A面とは真逆で、他者は関係なく、ただ自分の人生に根差す大切なもの、と言えるだろう。

<A面>
肩書き・保有資格・学歴・属性など、対外的に自分を説明できる特徴やスキル。社会の一員として生きていくためのもの

<B面>
自分の内にある、自分らしいと感じる部分。人生の中で、悩んだり苦しんできたことを含む。他者は関係なく、ただ自分の人生に根差す大切なもの

社会人3年目の悩み…自分らしく仕事をしたい

就職して3年が経つ頃から、どんな仕事をしたいのかわからないことが悩みの種になった。
A面のわたしが、誰かの役に立てることは知っている。誰かとつながれることはもう、経験している。
でも、そうでないわたし、B面のわたしで誰かの役に立ちたい。誰かとつながりたい。その思いは年々つよくなったが、それを叶える方法はまったく見つからなかった。


わたしのB面

B面の自分で人の役に立つためのカギを見つけたのは、それを志して6年ほど経ったころ。内面の大きなブレークスルーを経てからだった。

わたしは人と関わる場面を怖いと感じることが多い。そのため、やりたい仕事について具体的に考えることがとても難しかった。
仕事の中で楽しさや、やりがいを感じる場面はある。だけど、次の瞬間には不安と恐怖が心の前面を覆いつくし、逃げることばかりを考えてしまう。

それは苦しいけれど、強烈な「わたしらしさ」と言える部分人生のB面の大きなパーツだ。

何年もの試行錯誤を経て、今のわたしはB面の自分を大分理解している。それに伴って、ささいなキッカケで人を怖いと思うことが減り、少しずつ「何がしたいか」を考えることができるようになった。これは、わたしの大きなブレークスルーだ。


「苦しみを乗り越えた経験」の価値

今のわたしは、ここに至るまでの「苦しみを乗り越えた経験」を共有することができる。どんな言葉で、どんなふうに届けられるだろうかーーそういうことを考えるようになったとき、これこそがかつて切望していた「B面の自分で役に立つこと」なのだと知った。

そういえば、大変な経験を乗り越えた人が、同じ苦しみを持つ人たちをサポートしたり、経験談を語ったりする活動に生涯をかける話はよく聞く。
それは「悩みぬいた苦しみ」という自分の人生に深く根差すB面で、人とつながることができるからなのかもしれない。

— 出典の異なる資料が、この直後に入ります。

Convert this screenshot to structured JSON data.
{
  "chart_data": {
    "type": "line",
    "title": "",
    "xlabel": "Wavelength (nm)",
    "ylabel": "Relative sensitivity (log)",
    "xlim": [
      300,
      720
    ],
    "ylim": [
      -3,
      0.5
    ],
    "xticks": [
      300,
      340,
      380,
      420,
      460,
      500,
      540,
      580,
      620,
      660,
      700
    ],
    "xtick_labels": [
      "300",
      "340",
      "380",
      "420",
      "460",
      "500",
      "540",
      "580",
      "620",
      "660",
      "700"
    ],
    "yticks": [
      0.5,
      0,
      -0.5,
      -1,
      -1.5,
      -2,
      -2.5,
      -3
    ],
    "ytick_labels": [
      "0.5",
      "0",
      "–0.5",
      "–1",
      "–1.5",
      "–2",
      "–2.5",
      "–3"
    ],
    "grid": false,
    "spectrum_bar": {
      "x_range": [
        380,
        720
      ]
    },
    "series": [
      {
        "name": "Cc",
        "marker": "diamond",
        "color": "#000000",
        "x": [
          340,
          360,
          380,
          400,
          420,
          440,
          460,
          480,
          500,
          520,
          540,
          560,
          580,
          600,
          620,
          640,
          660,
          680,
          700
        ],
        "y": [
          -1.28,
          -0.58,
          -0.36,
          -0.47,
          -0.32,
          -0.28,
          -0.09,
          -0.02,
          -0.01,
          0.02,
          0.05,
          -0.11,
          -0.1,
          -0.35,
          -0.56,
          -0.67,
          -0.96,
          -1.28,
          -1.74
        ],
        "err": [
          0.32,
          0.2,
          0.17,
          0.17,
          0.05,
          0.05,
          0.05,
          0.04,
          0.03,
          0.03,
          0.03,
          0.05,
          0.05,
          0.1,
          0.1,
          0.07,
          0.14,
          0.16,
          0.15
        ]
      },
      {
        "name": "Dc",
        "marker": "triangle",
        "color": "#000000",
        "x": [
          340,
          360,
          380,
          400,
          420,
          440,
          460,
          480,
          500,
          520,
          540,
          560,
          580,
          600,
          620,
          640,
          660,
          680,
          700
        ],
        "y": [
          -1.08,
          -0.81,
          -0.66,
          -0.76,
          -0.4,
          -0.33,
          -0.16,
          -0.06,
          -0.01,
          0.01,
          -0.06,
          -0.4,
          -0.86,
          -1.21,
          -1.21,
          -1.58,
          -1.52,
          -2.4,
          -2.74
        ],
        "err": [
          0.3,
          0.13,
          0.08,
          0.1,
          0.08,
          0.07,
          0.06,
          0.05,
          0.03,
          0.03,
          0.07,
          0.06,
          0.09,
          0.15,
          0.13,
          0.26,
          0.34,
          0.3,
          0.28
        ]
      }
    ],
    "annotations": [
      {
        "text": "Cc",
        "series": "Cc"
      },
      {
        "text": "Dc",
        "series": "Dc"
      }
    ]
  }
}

最初から誰かの役に立つことを前提として身に着けたA面の自分ではなく、これまでの人生で積み上げたB面の自分で誰かの役に立ち、他者とつながることができたなら、自分をもっと好きになれるのかもしれない。このために産まれてきたとさえ、思えるのかもしれない。わたしはこれから、それを確かめてみる。


人生のB面でつながりを持てたとき、わたしたちの人生は両A面になるのだろう。あるいは、サブスクで好きな曲を聞き放題な現代を反映して、A面・B面なんて関係なく、スポットライトの当たる要素が増えるだけなのかもしれない。

なんにせよ、自分らしく人とつながることのできている感覚が、心をぐっとゆたかにするはずだ。